Laminar Isothermal Flow in a duct
 
Hello,

First of all, I would like to say that I have developed a code using the FEM (Finite Element Method) based on the CBS (Characteristic Based Split) Algorithm.
Using this code, now, I would like to simulate a Laminar Isothermal Flow in a rectangular channel for an incompressible flow.

I have set up the following boundary conditions:
1. Inlet condition:
U1 = 1.0 U2 = 0.0
2. Solid wall condition (walls of the rectangular channel/duct)
U1 = 0.0 U2 = 0.0
3. Outlet condition:
P = 0.0

But, to my surprised, using this boundary conditions for an incompressible fluid flow, what I get is a recirculation of the flow. When stating a recirculation, I mean to say that the flow at the end of the duct (outlet) enters the domain instead of following the inlet velocity.
Very strange.

I cannot see the flow developing with the length of the duct / channel.

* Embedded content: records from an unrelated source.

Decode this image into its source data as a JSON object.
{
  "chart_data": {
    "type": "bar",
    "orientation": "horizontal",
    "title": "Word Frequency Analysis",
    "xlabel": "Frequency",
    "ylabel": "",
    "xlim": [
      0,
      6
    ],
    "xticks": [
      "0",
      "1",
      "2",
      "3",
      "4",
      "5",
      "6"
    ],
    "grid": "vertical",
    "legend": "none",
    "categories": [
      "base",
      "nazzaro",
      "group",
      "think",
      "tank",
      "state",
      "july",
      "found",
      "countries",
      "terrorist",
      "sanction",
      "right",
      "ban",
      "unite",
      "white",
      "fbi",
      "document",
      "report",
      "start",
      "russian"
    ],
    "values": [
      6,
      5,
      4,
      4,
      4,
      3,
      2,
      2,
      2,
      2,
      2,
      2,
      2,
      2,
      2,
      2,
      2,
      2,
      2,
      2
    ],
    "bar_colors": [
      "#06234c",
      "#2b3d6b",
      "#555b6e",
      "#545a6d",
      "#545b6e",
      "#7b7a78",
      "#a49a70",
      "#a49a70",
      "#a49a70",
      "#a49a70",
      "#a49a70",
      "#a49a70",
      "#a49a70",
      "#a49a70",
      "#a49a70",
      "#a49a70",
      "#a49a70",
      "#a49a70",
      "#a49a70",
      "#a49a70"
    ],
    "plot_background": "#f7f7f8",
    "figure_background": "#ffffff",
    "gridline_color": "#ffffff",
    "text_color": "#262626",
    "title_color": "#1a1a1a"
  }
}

Does anybody have an idea why this is happening?
Do I have missed anything?

Best regards,
Hector.

cdegroot April 25, 2012 10:59

What are the rest of your BCs? How do you specify pressure at the inlet and walls and how do you specify velocity at the outlet? Is the duct long enough for the flow to exit fully-developed?

BMCombustor April 25, 2012 11:15

Regardless of the duct length, you shouldn't have recirculation. I don't know how you set up pressure outlet but why don't you change your outlet BC to outflow? By that, you just need to set zero gradient for all variables at your outlet and just check for the continuity to be satisfied.

HectorRedal April 25, 2012 18:49

Quote:

Originally Posted by cdegroot (Post 356938)
What are the rest of your BCs? How do you specify pressure at the inlet and walls and how do you specify velocity at the outlet? Is the duct long enough for the flow to exit fully-developed?

Neither do I specify the pressure at the inlet nor at the walls.
In the inlet and in the walls I specify the velocity.
I only specify the velocity at the inlet. I don't specify the pressure at the outlet.
The length of the duct is ten time the required length for the flow to be developed.

HectorRedal April 25, 2012 18:55

Quote:

Originally Posted by BMCombustor (Post 356943)
Regardless of the duct length, you shouldn't have recirculation. I don't know how you set up pressure outlet but why don't you change your outlet BC to outflow? By that, you just need to set zero gradient for all variables at your outlet and just check for the continuity to be satisfied.

Do you refer by outflow condition to null velocity gradient?

cdegroot April 25, 2012 19:34

Quote:

Originally Posted by HectorRedal (Post 357053)
Neither do I specify the pressure at the inlet nor at the walls.
In the inlet and in the walls I specify the velocity.
I only specify the velocity at the inlet. I don't specify the pressure at the outlet.
The length of the duct is ten time the required length for the flow to be developed.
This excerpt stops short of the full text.